第21話 誘拐
まずいな……。このままじゃ俺はここで死んでしまう。ユウ、いったいどうしたのだろうか……。俺の手には腹から出た血が付いている。体が寒い。この感覚……。前にも同じようなことがあったよな……。あの時もたしか、イスリアと一緒だったよな……。
「――ん、――くん、――ボーマくん!!」
「ん……?朝……か」
「朝かじゃないわよ!父上があなたに仕事してくれと言ってたよ。早く玉座の間に行った方がいいんじゃない?」
「そ、そうだな……」
俺は自分の手を見る。やはり血が付いてない。腹からも血はどっぷり出てきてないし。あれは夢……だったのか?でも、イスリアはちゃんと隣にいるし。シングルベッドで2人きりだし?意味わからん。

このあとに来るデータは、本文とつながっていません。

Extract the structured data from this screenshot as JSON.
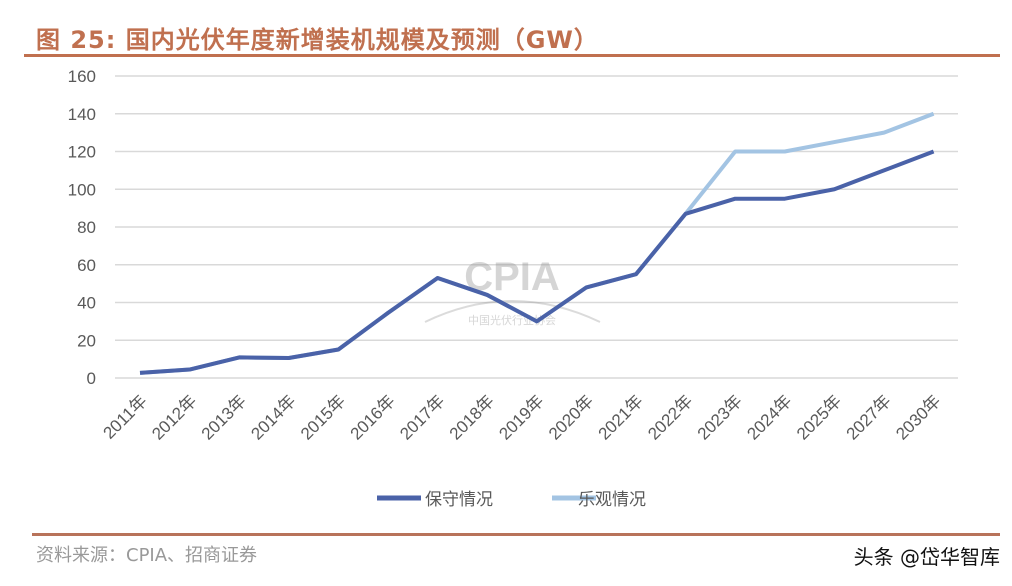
{
  "title": "图 25:  国内光伏年度新增装机规模及预测（GW）",
  "source": "资料来源：CPIA、招商证券",
  "watermark": "头条 @岱华智库",
  "logo_text": "CPIA 中国光伏行业协会",
  "chart_data": {
    "type": "line",
    "categories": [
      "2011年",
      "2012年",
      "2013年",
      "2014年",
      "2015年",
      "2016年",
      "2017年",
      "2018年",
      "2019年",
      "2020年",
      "2021年",
      "2022年",
      "2023年",
      "2024年",
      "2025年",
      "2027年",
      "2030年"
    ],
    "yticks": [
      0,
      20,
      40,
      60,
      80,
      100,
      120,
      140,
      160
    ],
    "ylim": [
      0,
      160
    ],
    "grid": true,
    "legend": "bottom",
    "series": [
      {
        "name": "保守情况",
        "color": "#4a62a8",
        "values": [
          2.7,
          4.5,
          10.9,
          10.6,
          15.1,
          34.5,
          53,
          44,
          30,
          48,
          55,
          87,
          95,
          95,
          100,
          110,
          120
        ]
      },
      {
        "name": "乐观情况",
        "color": "#a3c4e3",
        "values": [
          2.7,
          4.5,
          10.9,
          10.6,
          15.1,
          34.5,
          53,
          44,
          30,
          48,
          55,
          87,
          120,
          120,
          125,
          130,
          140
        ]
      }
    ]
  }
}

俺は起き上がってカーテンを開けて窓を見た。そこには東領最大の都市が存在する。存在するといっても、屋敷はその都市のど真ん中にあり一番デカいんだよな。皇帝に都市を破壊されなくて助かったと言っていいのだろうか。とりあえずかけてあった服を取って寝巻き姿から着替える。そして愛用している相棒である剣を身につける。
「じゃあ行ってくるわ」
「はいはい」
まるで夫婦のような挨拶をして俺は玉座の間に向かった。そういやアウストロの一家はどうしたんだろ……。
ここだな――
俺は軽くノックを3回してドアを開ける。
「し、失礼します……」
「そんなにかしこまらなくてもよい。俺とボーマの仲ではないか。まあ、話とは……。そう、ユウ・アウストロのことである」
なっ……!?俺は顔に表情を表さないでいたが、内心は驚いているのだ。まさか、正夢になるのではないかと恐れてもいる。

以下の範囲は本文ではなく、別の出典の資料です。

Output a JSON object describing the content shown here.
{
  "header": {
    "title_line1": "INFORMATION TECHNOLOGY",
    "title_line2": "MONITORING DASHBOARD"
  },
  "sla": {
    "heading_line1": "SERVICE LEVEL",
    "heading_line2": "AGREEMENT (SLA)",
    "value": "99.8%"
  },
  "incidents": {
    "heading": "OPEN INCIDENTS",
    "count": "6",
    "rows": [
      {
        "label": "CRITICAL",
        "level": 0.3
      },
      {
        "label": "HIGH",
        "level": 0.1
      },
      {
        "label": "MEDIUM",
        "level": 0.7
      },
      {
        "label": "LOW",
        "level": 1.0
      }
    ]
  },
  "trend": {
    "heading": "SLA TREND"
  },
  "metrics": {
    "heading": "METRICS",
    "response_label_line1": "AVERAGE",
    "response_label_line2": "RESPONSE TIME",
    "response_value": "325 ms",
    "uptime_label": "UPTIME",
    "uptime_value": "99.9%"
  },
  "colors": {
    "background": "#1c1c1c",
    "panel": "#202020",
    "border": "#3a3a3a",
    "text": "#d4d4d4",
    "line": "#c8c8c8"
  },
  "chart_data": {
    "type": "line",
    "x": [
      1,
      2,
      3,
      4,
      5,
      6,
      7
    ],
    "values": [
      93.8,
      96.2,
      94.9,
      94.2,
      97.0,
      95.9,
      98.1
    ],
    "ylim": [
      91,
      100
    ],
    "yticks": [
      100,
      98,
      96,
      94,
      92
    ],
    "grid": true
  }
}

「ユウのことで……何かお話があるのですか?その内容を……」
「そこまで言わなくても話すつもりでいたのだがな、ユウは昨夜謎の黒いフードに包まれた人物と共にどこかへ出かけたという情報が入った。彼女は大事な戦力というのもあるし、立派な国民でもある。そして、一番親しい君に、様子を見に行って欲しいのだ。彼女らが向かった場所は定かではないがな」
!?!?ま、正夢になっちまったじゃねえか……。いや、ひょっとしたらあれは未来予知だったのかもしれない。
「わかりました。手当り次第に探します。ご報告感謝します」
俺はお辞儀をして玉座の間から出た。ユウがついていった謎の人物……。いったい何者なんだ。手がかりが少なすぎる。とりあえず部屋に戻って作戦を練ろう。
「イスリア?いるか?入るぞ」
俺は部屋へ入った時、愕然していた。イスリアが……その場にいないのである。
「嘘だ……ろ。イスリアーーー!イスリアはどこなんだ!!イスリア!」
部屋に戻って作戦練ることも忘れて部屋から飛び出し、屋敷内でひたすら呼びかける。道中に屋敷内の者達から「大丈夫か?」と声をかけられるが、それを無視して俺は叫びながら走り続けていた。そう、俺は見落としていた……。
俺とイスリアの部屋の窓が開いていたことに、俺は気づきもしなかったのである――。